Microsoft: Künstliche und menschliche Intelligenz ergänzen sich

Das Thema Künstliche Intelligenz ist in aller Munde, und dass über die Grenzen bestimmter Branchen hinweg: KI ist Teil der kommenden Industrie 4.0, steuert das Auto und organisiert das alltägliche Leben. Die großen Visionen von Fabrikanten und Softwareschmieden stoßen jedoch nicht nur auf grenzenlose Euphorie, sondern lassen auch Ängste entstehen. Allerdings werden selten die Möglichkeiten und die Grenzen von Künstlicher Intelligenz aufgezeigt.

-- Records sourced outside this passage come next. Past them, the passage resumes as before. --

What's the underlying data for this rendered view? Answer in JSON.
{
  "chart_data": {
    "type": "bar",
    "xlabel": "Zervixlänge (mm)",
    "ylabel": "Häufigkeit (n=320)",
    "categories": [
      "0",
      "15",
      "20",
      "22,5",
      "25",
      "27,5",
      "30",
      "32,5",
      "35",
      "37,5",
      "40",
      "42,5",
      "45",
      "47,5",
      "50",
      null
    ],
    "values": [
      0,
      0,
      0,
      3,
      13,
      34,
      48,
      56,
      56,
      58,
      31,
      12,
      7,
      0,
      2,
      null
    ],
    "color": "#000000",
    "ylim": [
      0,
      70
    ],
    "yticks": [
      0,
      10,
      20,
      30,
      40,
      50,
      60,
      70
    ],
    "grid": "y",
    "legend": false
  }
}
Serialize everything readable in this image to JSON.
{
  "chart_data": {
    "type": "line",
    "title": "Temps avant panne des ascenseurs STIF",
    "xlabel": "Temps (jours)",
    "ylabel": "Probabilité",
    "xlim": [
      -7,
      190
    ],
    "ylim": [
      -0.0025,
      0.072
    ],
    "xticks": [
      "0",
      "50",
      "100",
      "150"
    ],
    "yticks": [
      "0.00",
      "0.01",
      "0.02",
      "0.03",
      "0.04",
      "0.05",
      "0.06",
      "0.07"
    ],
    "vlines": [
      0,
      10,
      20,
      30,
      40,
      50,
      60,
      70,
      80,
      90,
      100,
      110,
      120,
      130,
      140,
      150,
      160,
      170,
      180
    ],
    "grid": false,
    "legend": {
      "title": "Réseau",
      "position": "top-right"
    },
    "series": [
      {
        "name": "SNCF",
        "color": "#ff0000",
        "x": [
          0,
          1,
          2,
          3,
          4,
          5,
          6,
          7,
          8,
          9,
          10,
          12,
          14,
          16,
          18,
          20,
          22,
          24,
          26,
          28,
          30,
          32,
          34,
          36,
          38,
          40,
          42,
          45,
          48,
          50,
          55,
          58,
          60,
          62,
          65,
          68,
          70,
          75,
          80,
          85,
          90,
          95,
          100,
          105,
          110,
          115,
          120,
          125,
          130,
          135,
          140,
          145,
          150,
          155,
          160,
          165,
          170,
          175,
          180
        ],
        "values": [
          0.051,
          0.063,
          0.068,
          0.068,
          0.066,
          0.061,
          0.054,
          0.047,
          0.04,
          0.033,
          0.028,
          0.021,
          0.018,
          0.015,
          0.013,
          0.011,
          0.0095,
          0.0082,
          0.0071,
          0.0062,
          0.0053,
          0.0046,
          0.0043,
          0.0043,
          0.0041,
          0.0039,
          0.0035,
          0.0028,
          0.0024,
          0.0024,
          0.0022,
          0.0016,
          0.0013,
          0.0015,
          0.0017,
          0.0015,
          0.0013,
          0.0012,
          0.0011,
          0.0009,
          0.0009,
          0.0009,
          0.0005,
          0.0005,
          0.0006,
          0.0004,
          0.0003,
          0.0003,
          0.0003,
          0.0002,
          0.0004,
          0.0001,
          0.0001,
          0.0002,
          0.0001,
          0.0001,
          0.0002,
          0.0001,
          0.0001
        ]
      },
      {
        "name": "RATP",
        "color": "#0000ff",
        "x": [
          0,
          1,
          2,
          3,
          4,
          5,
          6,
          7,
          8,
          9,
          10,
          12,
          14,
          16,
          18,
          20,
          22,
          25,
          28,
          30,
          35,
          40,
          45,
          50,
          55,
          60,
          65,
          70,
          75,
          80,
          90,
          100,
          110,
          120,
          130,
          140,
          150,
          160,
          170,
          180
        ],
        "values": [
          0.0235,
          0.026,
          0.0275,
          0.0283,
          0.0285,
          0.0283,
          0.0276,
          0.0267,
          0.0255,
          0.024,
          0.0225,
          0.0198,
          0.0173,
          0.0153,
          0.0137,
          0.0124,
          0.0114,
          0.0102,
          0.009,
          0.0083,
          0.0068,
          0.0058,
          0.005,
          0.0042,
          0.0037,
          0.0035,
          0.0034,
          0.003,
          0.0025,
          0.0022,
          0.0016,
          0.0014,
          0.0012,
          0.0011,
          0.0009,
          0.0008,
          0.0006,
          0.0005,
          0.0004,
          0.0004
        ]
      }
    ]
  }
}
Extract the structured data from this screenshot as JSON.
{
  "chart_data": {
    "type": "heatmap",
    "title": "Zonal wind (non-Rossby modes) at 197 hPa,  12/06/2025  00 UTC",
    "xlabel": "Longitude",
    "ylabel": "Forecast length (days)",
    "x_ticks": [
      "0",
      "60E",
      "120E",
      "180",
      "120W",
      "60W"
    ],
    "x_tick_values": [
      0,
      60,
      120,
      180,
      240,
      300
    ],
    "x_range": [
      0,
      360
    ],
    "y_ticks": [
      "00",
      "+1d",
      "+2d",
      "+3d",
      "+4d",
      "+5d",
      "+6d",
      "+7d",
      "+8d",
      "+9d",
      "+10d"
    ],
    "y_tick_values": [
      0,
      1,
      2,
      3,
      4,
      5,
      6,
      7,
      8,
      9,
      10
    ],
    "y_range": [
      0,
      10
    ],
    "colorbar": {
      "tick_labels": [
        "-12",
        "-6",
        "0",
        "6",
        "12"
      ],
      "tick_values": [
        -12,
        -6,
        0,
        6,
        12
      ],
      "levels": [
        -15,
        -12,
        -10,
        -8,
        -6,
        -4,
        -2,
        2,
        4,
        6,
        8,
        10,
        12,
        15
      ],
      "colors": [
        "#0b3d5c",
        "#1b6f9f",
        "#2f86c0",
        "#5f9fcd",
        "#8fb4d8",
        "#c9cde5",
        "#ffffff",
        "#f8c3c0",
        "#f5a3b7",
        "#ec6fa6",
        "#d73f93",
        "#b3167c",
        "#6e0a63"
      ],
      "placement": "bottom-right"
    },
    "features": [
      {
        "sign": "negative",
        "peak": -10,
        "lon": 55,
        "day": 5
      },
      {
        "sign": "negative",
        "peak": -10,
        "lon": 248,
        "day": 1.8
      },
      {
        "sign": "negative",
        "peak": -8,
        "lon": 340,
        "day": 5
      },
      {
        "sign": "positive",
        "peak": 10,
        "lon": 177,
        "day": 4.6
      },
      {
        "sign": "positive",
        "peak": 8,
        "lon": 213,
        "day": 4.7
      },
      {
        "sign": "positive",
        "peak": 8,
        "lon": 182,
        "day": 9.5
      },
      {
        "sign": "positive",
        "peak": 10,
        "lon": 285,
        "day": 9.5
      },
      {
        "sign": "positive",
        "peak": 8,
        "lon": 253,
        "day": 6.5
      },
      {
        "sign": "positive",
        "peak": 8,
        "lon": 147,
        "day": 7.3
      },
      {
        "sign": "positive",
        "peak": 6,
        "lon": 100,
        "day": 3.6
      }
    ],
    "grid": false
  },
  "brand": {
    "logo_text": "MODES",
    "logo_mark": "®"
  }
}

Denn es ist nicht so, dass KI die menschliche Intelligenz vollständig ablösen oder ihre Fähigkeiten in den Schatten stellen wird, wie Hon Hsiao-wuen, Chef von Microsoft Research Asia betont. Gerade die Wahrnehmung und die Kreativität sind Eigenschaften, die von Maschinen unmöglich nachgebildet werden können, die letztlich Prozesse anhand von gesammelten Daten und den daraus resultierenden Berechnungen nachahmen können: Eine Künstliche Intelligenz kann zwar ein Bild malen, benötigt dazu aber die Daten von einer großen Anzahl von Bildern.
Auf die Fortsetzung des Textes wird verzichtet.